As a librarian and web developer, I whole-heartedly believe that formal taxonomies, such as MeSH, reduce discovery costs for our users. But it is also clear to me that tagging systems will continue to play a key role in our users' personal information spaces. That is, tagging utilities generally serve as vehicles of personal re-discovery of information. This purpose fundamentally differs from that of something like MeSH, which serves to provide access to a body of knowledge for all users. My tags, of course, will be steeped in the context of my own information needs, and I would certainly not suggest that we use them to provide access to health sciences literature. They do, however, function very well for me as an efficient system of personal re-discovery.
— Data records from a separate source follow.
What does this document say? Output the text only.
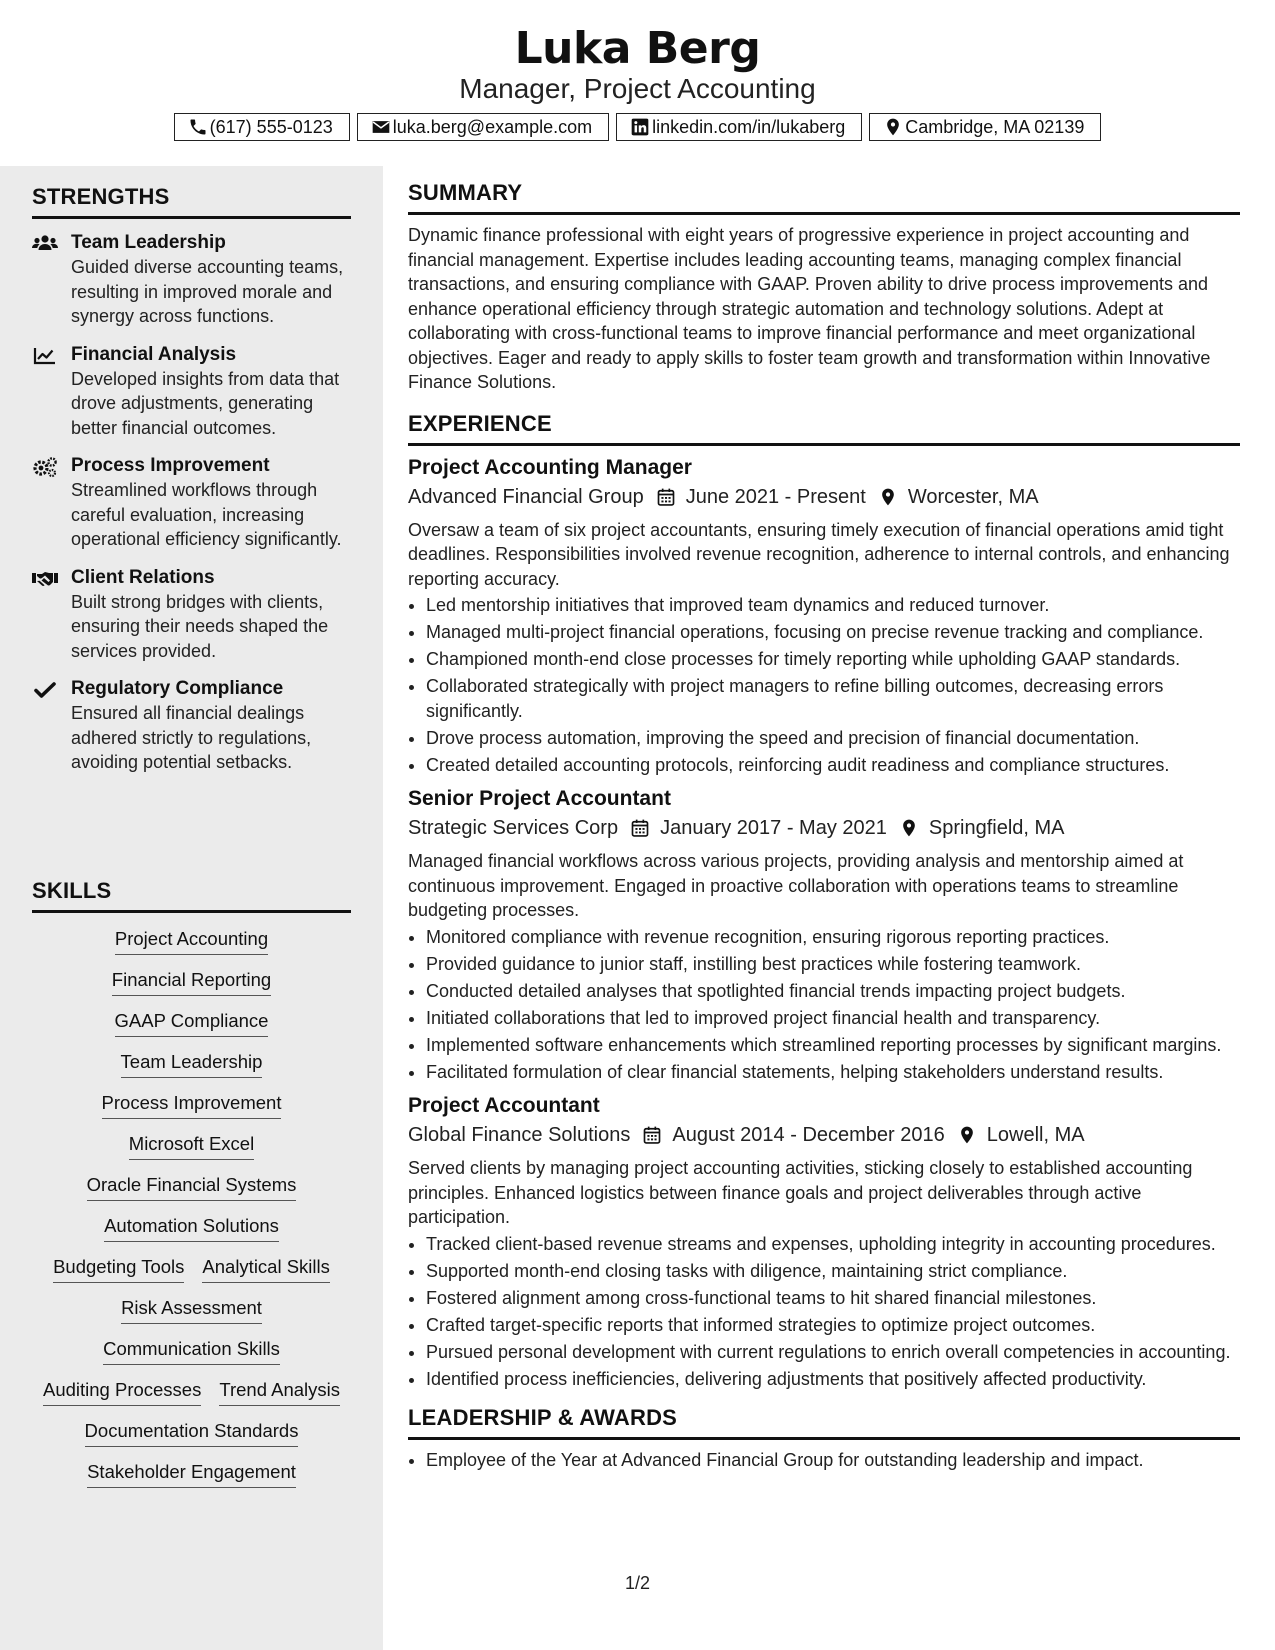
Luka Berg
Manager, Project Accounting
(617) 555-0123	luka.berg@example.com	linkedin.com/in/lukaberg	Cambridge, MA 02139
STRENGTHS
Team Leadership
Guided diverse accounting teams, resulting in improved morale and synergy across functions.
Financial Analysis
Developed insights from data that drove adjustments, generating better financial outcomes.
Process Improvement
Streamlined workflows through careful evaluation, increasing operational efficiency significantly.
Client Relations
Built strong bridges with clients, ensuring their needs shaped the services provided.
Regulatory Compliance
Ensured all financial dealings adhered strictly to regulations, avoiding potential setbacks.
SKILLS
Project Accounting
Financial Reporting
GAAP Compliance
Team Leadership
Process Improvement
Microsoft Excel
Oracle Financial Systems
Automation Solutions
Budgeting Tools Analytical Skills
Risk Assessment
Communication Skills
Auditing Processes Trend Analysis
Documentation Standards
Stakeholder Engagement
SUMMARY

Dynamic finance professional with eight years of progressive experience in project accounting and financial management. Expertise includes leading accounting teams, managing complex financial transactions, and ensuring compliance with GAAP. Proven ability to drive process improvements and enhance operational efficiency through strategic automation and technology solutions. Adept at collaborating with cross-functional teams to improve financial performance and meet organizational objectives. Eager and ready to apply skills to foster team growth and transformation within Innovative Finance Solutions.

EXPERIENCE
Project Accounting Manager
Advanced Financial Group June 2021 - Present Worcester, MA

Oversaw a team of six project accountants, ensuring timely execution of financial operations amid tight deadlines. Responsibilities involved revenue recognition, adherence to internal controls, and enhancing reporting accuracy.

• Led mentorship initiatives that improved team dynamics and reduced turnover.
• Managed multi-project financial operations, focusing on precise revenue tracking and compliance.
• Championed month-end close processes for timely reporting while upholding GAAP standards.
• Collaborated strategically with project managers to refine billing outcomes, decreasing errors significantly.
• Drove process automation, improving the speed and precision of financial documentation.
• Created detailed accounting protocols, reinforcing audit readiness and compliance structures.
Senior Project Accountant
Strategic Services Corp January 2017 - May 2021 Springfield, MA

Managed financial workflows across various projects, providing analysis and mentorship aimed at continuous improvement. Engaged in proactive collaboration with operations teams to streamline budgeting processes.

• Monitored compliance with revenue recognition, ensuring rigorous reporting practices.
• Provided guidance to junior staff, instilling best practices while fostering teamwork.
• Conducted detailed analyses that spotlighted financial trends impacting project budgets.
• Initiated collaborations that led to improved project financial health and transparency.
• Implemented software enhancements which streamlined reporting processes by significant margins.
• Facilitated formulation of clear financial statements, helping stakeholders understand results.
Project Accountant
Global Finance Solutions August 2014 - December 2016 Lowell, MA

Served clients by managing project accounting activities, sticking closely to established accounting principles. Enhanced logistics between finance goals and project deliverables through active participation.

• Tracked client-based revenue streams and expenses, upholding integrity in accounting procedures.
• Supported month-end closing tasks with diligence, maintaining strict compliance.
• Fostered alignment among cross-functional teams to hit shared financial milestones.
• Crafted target-specific reports that informed strategies to optimize project outcomes.
• Pursued personal development with current regulations to enrich overall competencies in accounting.
• Identified process inefficiencies, delivering adjustments that positively affected productivity.
LEADERSHIP & AWARDS
• Employee of the Year at Advanced Financial Group for outstanding leadership and impact.
1/2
Further, we cannot assume that all taxonomies will inherently reduce the work of users. I gave the example of MeSH, which is a truly advanced taxonomy. But think of your local office network drive. How findable, really, is your documentation? A poorly implemented taxonomy can be as bad or worse than tag soup because a large amount of valuable content may lie completely hidden under one branch of the taxonomy, whereas with tags a few useful items might slip through (ironically, this would happen because of a lack of standardization ;) ). Moreover, if I have the ability to tag relevant documents for myself, I would have an even better chance of retrieving it.

And besides, (here comes the kitchen sink part of this line of thought), even MeSH has some major problems. Try doing research in bacteriology, for example. Even after all that work, we are still somehow unable to provide reasonable and reliable access to knowledge in this area. More limitations of controlled vocabularies emerge: they are slow to deal with change and often leak at the seams, sometimes badly.

As with any discussion that involves formal systems of classification vs. informal systems, the key point is not so much "if" but "where" and "how." If we are to advance the conversation in this area, we need to begin speaking in terms of use-case scenarios rather than in terms of either/or. Those researchers in bacteriology, for example, might use a combination of controlled vocabularies and informal personal rediscovery (think CiteULike) to manage there research process.

Ahem, that being said, I did find the cost-benefit angle an intriguing one. Thanks for the post.


Rediscovery cost trends with tag volume

Hey Chad,

Thanks for your thoughtful post. One concern I see with the personal rediscovery angle is the sheer volume of personal tags over time - both number of tags and amount of tagged content eventually gets too big to easily refind - taking us to a place where tagging and search need to work together.